‘Ray of youth’ est le genre de ep qui aurait pu sortir tel quel sur le netlabel Sundays in Spring : printanier, apaisé, mélancolique, lumineux, folk et intimiste. On retrouve en transparence la même tristesse chaleureuse et gracieuse que chez Owen, les Red House Painters ou encore Blueboy. Si la forme folk n’atteint pas le même degré de complexité que chez ces deux-là, au point de vue fond, tout y est et je me retrouve à écouter en boucle ces quatre titres dans un état d’extase.
Broken Flight est semble-t-il un duo de Melbourne formé par Chris Lynch (guitare et voix) et Pete Boyd (guitare et effets).
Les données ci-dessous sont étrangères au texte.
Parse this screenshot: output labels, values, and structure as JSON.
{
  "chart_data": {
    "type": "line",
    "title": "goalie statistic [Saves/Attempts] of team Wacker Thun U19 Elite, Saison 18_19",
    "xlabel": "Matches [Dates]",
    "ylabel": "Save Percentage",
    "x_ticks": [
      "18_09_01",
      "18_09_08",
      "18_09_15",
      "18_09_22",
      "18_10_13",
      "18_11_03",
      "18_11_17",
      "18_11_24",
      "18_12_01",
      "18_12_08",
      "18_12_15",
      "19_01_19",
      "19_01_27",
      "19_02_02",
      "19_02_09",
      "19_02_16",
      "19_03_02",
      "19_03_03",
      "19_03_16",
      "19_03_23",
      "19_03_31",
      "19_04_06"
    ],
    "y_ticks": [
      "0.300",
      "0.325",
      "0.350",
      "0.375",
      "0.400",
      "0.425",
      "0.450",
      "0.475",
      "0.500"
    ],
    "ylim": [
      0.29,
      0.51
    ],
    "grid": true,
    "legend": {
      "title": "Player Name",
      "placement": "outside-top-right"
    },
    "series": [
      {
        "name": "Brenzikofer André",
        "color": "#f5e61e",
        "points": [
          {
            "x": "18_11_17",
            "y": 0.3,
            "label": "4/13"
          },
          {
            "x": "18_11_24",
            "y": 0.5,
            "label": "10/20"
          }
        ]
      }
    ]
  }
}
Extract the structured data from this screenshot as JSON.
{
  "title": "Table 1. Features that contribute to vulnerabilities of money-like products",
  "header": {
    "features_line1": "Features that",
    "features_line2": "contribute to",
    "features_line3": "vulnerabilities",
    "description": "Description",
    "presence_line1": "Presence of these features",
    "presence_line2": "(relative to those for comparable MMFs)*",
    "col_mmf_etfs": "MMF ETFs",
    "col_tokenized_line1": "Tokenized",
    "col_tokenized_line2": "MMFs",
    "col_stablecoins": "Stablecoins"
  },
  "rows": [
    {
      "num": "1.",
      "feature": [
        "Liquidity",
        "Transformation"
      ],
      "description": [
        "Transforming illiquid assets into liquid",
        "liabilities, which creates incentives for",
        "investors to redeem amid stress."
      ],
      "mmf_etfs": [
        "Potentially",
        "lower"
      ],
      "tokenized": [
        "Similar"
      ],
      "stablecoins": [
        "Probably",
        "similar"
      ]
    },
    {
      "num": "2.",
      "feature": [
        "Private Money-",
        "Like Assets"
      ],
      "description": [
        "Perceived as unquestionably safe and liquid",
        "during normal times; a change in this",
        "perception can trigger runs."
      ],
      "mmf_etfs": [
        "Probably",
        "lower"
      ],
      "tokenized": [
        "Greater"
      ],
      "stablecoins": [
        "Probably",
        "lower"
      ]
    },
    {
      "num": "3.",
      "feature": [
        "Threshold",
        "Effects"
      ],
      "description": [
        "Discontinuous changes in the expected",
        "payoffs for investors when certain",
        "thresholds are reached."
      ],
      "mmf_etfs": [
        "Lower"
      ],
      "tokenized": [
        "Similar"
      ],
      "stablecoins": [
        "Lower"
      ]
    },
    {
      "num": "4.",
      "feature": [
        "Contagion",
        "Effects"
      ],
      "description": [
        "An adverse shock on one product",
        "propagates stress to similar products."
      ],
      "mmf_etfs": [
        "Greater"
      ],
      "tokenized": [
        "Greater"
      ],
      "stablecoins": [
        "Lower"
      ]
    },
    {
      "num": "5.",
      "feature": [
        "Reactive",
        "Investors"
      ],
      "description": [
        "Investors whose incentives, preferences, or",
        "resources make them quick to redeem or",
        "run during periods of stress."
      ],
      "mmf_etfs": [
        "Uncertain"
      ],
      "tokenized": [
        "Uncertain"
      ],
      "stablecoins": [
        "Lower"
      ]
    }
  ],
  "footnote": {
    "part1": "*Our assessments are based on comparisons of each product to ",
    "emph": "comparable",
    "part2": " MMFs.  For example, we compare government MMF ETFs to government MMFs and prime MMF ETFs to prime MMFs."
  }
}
Sur ces quatre titres viennent prêter main forte deux autres musiciens, un certain Nathan Collins à l’orgue, batterie et piano et Mark Lang aux effets harmonies et bruitages.
‘Ray of youth’ est sans doute donc une des plus belles définitions de ce que doit être un dimanche de printemps, une matinée ensoleillée lorsque tout reverdit et s’illumine, alors que la mélancolie reste toujours sous-jacente, derrière chaque fleur et bourdonnement.
Alors bien entendu c’est le coup de foudre pour le songwriting de Chris Lynch, la fragilité et la sincérité de son chant et de ses quatre compositions, ces arrangements discrets et scintillants qui les habillent. On touche du doigt une certaine forme de perfection. Le cœur bat, les émotions sont pures, l’acuité est profonde, la sensibilité décuplée, les yeux se troublent de larmes autant suscitées par des remous intérieurs que par les lumières vives d’un soleil qui renaît.
A écouter seul, la fenêtre grande ouverte, quelques rayons de soleil frappant le sol près du lit, un peu de vent qui agite les feuilles, un chant d’oiseau et nous, assis sur le lit, à suivre les paroles sur la face intérieure de la pochette.
On débute sur l’estival, mélancolique et solitaire ‘July’: “I went to the tree where we thought we’d grow old,…. I’d always remembered when our lives were much simpler then”. Folk à la rythmique délicatement slowcore où le chant fragile de Chris subjugue et convainc dès le premier souffle.
Puis vient discrètement l’étincelant et intense “Untitled”, une guitare, un piano et le chant, trois fois rien mais une aura vaporeuse comme on n’en croise que rarement, comme sur le premier Owen ou certains morceaux dénudés des Red House Painters ou de The Gloria Record. Sans aucun doute le meilleur morceau du ep, des frissons qui nous parcourent le corps, les jambes lourdes, le souffle coupé, l’envie de se coucher sur le dos dans l’herbe et regarder les nuages blancs croiser dans un ciel bleu.
Les deux derniers morceaux se réceptionnent dès lors comme sur un petit nuage, l’enjoué “These City Streets” et la comptine mélancolique “Goodnight” qui terminent de peindre un visage des plus avenants pour Broken Flight. C’est qu’on investirait vite dans un album promis pour début 2006 ! En espérant que le groupe réussira à conserver toute sa fragilité, mélancolie et limpidité lumineuse après ce sans faute qui nous laisse un petit peu sonné et totalement séduit.